À quel moment le marché et votre situation personnelle s’alignent-ils pour vendre un bien ?

Par Joseph Marovitch

11 juin 2026

On me pose souvent cette question, surtout au début de l’été. Trois réponses me viennent immédiatement à l’esprit, de la plus simple à la plus complexe. En général, les conditions optimales pour vendre sont des taux d’intérêt bas, une inflation faible, un marché stable et une forte demande. C’est ce que l’on appelle un marché de vendeurs. En prenant cela comme base, la question demeure : quand est-ce le bon moment pour vendre, que le marché soit bon ou mauvais?

La première réponse est que tout moment est bon pour vendre lorsqu’on y est obligé. Parmi les raisons qui obligent à vendre, on retrouve des motifs financiers, une mutation professionnelle, des raisons de santé, l’arrivée inattendue d’un enfant ou encore le besoin de plus d’espace. Que les marchés soient équilibrés ou incertains, avec de l’expérience et/ou un bon accompagnement, tant que certaines règles sont respectées, il est possible d’acheter un bien dans n’importe quel contexte. Les règles suivantes s’appliquent à tous les marchés, en particulier aux marchés incertains et difficiles.

Règle 1 : N’acheter qu’au prix du marché ou moins, en comparant la moyenne des ventes de propriétés similaires dans le secteur.

Règle 2 : N’acheter que ce que l’on peut se permettre. Ne pas surpayer. Faire effectuer une inspection complète afin d’éviter des dépenses imprévues et inabordables. Rien ne fait vieillir plus vite ni n’occasionne plus de stress qu’une charge financière que l’on ne peut assumer.
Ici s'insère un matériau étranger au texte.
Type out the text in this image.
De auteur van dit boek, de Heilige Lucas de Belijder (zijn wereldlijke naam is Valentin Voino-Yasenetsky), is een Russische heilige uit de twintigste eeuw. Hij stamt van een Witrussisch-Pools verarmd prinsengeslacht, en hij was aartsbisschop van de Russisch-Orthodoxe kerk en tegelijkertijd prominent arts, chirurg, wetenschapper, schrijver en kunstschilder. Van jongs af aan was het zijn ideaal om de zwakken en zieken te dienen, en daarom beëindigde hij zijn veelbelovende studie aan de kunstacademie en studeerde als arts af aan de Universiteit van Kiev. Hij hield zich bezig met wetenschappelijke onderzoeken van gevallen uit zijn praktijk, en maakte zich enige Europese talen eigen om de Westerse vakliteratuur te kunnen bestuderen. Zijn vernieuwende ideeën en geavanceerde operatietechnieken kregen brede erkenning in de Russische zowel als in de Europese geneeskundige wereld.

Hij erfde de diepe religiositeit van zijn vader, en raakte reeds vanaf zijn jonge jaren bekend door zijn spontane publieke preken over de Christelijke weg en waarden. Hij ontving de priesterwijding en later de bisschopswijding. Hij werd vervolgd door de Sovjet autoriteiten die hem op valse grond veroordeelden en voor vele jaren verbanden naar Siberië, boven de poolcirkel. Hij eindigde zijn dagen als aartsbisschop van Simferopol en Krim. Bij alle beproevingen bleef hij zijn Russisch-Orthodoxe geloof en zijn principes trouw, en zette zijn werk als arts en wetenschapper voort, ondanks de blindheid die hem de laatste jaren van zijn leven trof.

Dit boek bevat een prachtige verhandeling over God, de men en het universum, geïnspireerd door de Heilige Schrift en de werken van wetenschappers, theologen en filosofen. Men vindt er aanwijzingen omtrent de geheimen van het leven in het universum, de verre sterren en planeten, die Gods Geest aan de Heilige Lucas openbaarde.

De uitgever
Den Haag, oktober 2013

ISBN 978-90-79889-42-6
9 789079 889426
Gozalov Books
Tout moment est donc bon pour vendre lorsqu’on y est contraint. Parmi les raisons qui obligent à vendre, on note des motifs financiers, une mutation professionnelle, des raisons médicales, l’arrivée inattendue d’un troisième enfant ou le besoin de plus d’espace..

Cela étant dit, abordons maintenant les meilleurs mois pour vendre. C’est à cause de la période estivale que la question revient. Au cours de l’année, des fenêtres s’ouvrent où le marché s’anime. Les raisons de ces fenêtres tiennent à la présentation et au public.

Fenêtre 1 : d’avril à la mi-juillet
C’est une excellente période pour présenter une propriété. Les maisons se montrent sous leur meilleur jour pendant la belle saison, avec la verdure et les fleurs en abondance. Pendant les mois chauds, les gens sont dehors. Ils ne pataugent pas dans la neige, en lourdes bottes et manteaux épais. Grâce au sentiment de liberté et à l’enthousiasme du printemps et de l’été, les acheteurs sont généralement plus concentrés et déterminés. Le bassin d’acheteurs potentiels présents en ville est également plus important.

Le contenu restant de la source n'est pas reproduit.